Mala Flama carece de comedor común. Sus cinco reservados cuentan con parrilla profesional de gas y proyector. Cada sala admite diez personas y puede conectarse con las demás para organizar cenas, cumpleaños o encuentros de empresa de hasta cincuenta invitados.



La emoción de coger las pinzas… o entregarlas

Los comensales eligen qué quieren comer y deciden si asumirán la parrilla. El equipo explica cómo tratar cada pieza, recomienda el punto y vigila la cocción cuando se le solicita. Nadie queda abandonado frente a un chuletón de gran tamaño sin saber qué hacer con él.
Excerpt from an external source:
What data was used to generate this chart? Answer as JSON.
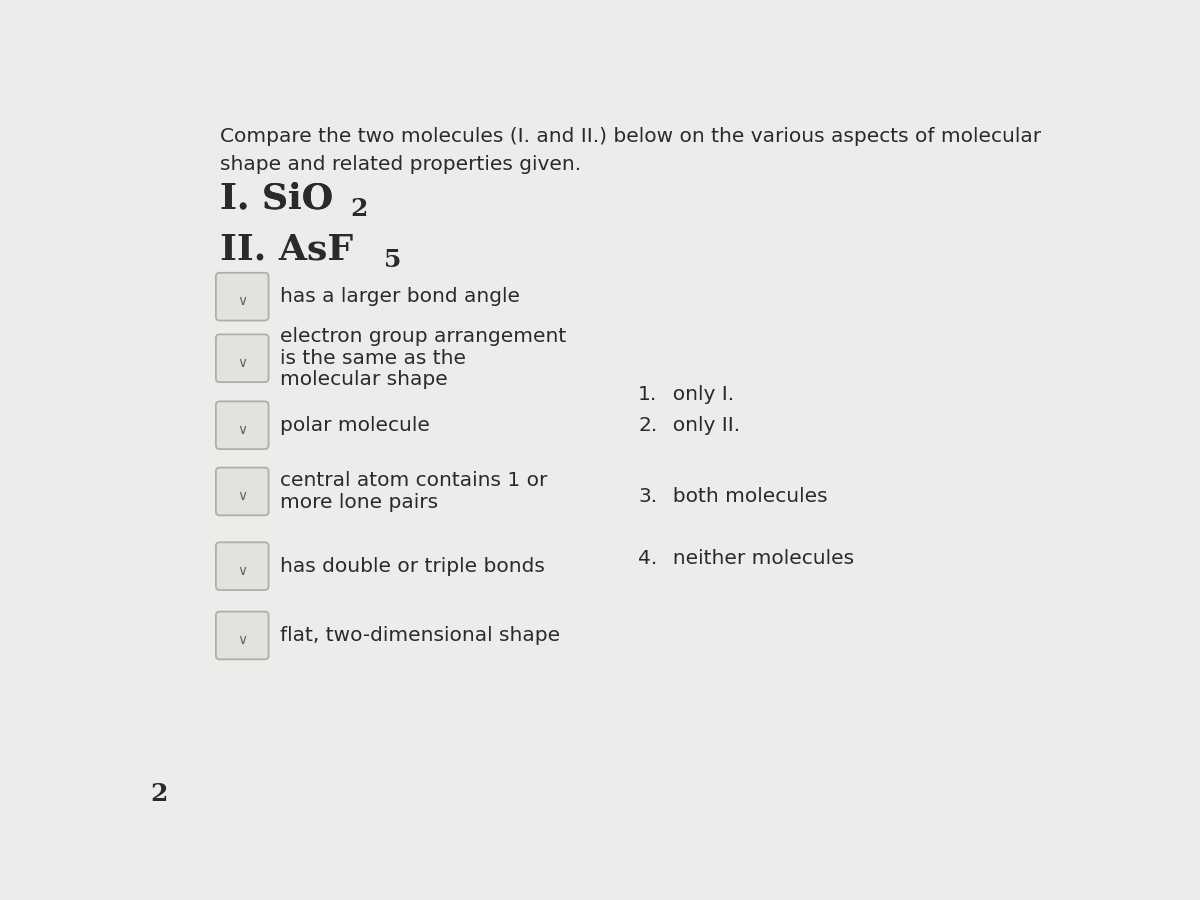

También se puede recurrir al maestro parrillero del restaurante. Esta opción permite disfrutar del juego con piezas más sencillas y dejar las carnes excepcionales en manos expertas. Porque una cosa es presumir de parrillero delante de los amigos y otra muy distinta enfrentarse a un magnífico buey con el temor de convertirlo en carbón.

La carta es breve y concentra sus esfuerzos en el producto. Para abrir el apetito, el cliente puede escoger entre una amplia colección de quesos artesanales españoles y franceses. El equipo prepara una tabla personalizada con las variedades elegidas, acompañadas de mermeladas y otros complementos. La boutique gourmet suma embutidos ibéricos, conservas, aceites, salsas, frutos secos y chocolates.

La carne se elige, se corta y se pesa a la vista

El recorrido por las cámaras constituye uno de los momentos más apetecibles de la visita. Las piezas se muestran enteras y el personal explica sus razas, procedencias y maduraciones. Una vez tomada la decisión, la carne se corta y se pesa delante del cliente. Así se conoce la cantidad exacta y resulta sencillo calcular cuánto necesita el grupo.

La rubia gallega y el buey son las joyas de la selección, acompañadas por cortes de frisona, Angus, wagyu y otras razas. También se ofrecen verduras, patatas y diferentes guarniciones para pasar por la parrilla.

Una misma pieza puede dividirse y cocinarse en varios puntos, una solución diplomática cuando la mesa enfrenta a defensores de la carne casi cruda con partidarios de prolongar su paso por el fuego. Elegir el corte, observar cómo lo preparan y cocinarlo juntos aporta tanta conversación como el propio resultado.

Tres menús para reunir al grupo

Mala Flama propone tres menús cerrados para un mínimo de cuatro personas. Cuestan 42, 52 y 62 euros e incluyen entrantes, verduras, carne, guarnición, café, agua y vino de la casa.

El primero combina provolone, carpaccio de Angus y chuletón de frisona. El segundo añade embutidos ibéricos, ensalada de burrata y chuletón de vaca autóctona. El más completo reúne jamón ibérico, una degustación de cuatro quesos y chuletón de rubia gallega. Los niños disponen de un menú de 12,90 euros con hamburguesa, patatas, helado y bebida.

Quien prefiera improvisar puede diseñar su comida escogiendo cada queso, embutido y pieza de carne directamente en los expositores.

Una bodega que también invita a elegir

Más de cincuenta vinos, con pequeñas bodegas y ediciones limitadas, se exponen con sus precios para facilitar la elección. La selección cambia con frecuencia y las botellas también pueden comprarse para llevar.

Maderas, bambú, arcilla e iluminación tenue crean un ambiente cálido. Mala Flama conserva la diversión de una barbacoa y elimina el trabajo menos agradecido: comprar, preparar, servir y limpiar. El restaurante pone el producto, el fuego y la ayuda profesional. El grupo aporta la conversación y decide quién merece realmente quedarse con las pinzas.